Victorian era London sounds easy – let’s start there.  That’s 200 years ago, beginning around 1840, after the Industrial Revolution.  Well, first off, you’re probably looking at enforced vegetarianism.  The Industrial Revolution pretty much killed off agriculture around London as everyone moved in for the factories, so meat took a pretty long trip to get there. With no effective refrigeration.  So good, fresh meat was not exactly a common thing.  Everyone seems to harp on sanitation and medicine, too, which is fair enough.  Not to mention that most clothes worn today would probably get you arrested for vagrancy.

Go back further, and the problems multiply.  Our lives are so disinfected today that go back a couple hundred years, and you’re unable to eat food without being violently ill from several orifices.

But hey, time travel books aren’t about being historically accurate or true to life.  These things can be glossed over, and people who complain too much about them may well just be nitpicking.  What’s the one thing that kills time travel plots?
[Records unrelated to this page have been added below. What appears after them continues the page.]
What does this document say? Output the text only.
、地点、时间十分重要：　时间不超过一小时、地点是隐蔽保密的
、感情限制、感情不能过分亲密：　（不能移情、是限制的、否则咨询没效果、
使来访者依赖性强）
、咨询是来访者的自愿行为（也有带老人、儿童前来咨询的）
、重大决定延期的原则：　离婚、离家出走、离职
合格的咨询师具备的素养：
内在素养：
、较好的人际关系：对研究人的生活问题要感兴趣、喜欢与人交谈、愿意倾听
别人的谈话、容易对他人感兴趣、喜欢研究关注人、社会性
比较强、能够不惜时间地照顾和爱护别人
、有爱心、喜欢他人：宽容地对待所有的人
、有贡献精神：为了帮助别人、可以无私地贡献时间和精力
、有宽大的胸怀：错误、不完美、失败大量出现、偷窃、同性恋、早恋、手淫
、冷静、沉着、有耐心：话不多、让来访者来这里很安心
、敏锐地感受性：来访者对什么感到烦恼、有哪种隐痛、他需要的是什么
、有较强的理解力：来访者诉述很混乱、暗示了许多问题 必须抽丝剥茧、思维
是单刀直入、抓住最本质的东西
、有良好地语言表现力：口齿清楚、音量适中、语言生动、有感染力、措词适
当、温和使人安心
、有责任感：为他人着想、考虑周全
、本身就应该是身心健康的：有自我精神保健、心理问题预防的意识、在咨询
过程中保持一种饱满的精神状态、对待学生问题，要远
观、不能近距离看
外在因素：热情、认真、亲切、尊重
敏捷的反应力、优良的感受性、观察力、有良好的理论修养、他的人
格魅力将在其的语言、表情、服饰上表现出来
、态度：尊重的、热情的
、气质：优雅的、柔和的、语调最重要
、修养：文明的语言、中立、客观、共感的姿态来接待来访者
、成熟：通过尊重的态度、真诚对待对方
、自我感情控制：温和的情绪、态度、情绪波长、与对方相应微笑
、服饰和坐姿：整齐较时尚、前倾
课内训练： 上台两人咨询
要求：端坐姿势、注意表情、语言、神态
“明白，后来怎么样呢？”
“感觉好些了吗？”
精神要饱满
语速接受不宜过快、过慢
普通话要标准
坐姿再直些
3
Linguistics.  Shakespeare (or Shakespear, or whatever the fashionable spelling is now) didn’t speak Old English, and he didn’t write it.  He spoke Early Modern English, at best.  Even Chaucer didn’t actually write Old English – he was Middle English.

Beowulf is Old English.

To put that in perspective, you can reliably understand what someone is saying to about 400 years ago – that’s around Shakespeare and John Donne, and yeah, you’re not going to communicate instantly.  Chaucer times (700 years ago-ish), English sounded like a combination of French and Scottish (which is kind of hilarious, taken in historical context), and before that, it was pretty much German.

But, OK, linguistic differences going back that far are pretty much the sanitation thing all over again.  It’s just nitpicking about facts, after all.  The problem is, unless you’re travelling only a few decades back, it’s going to be just about impossible to write dialogue and not sound completely clumsy.

You don’t really have any good options with this one: either everyone sounds the same, which just seems really odd, or you go with a more ‘old-fashioned’ speech for the appropriate characters, in which case they generally sound ultra-formal and stilted.  Slang will be much the same, because no matter how hard you try, “Zounds!” will never sound like a strong expletive.  It takes an incredibly deft touch to walk the line between anachronism and stilted dialogue, and it’s always a bit painful to watch an author fail.

Or, you know, just time travel to the future and make the whole thing up.  That’s cool, too.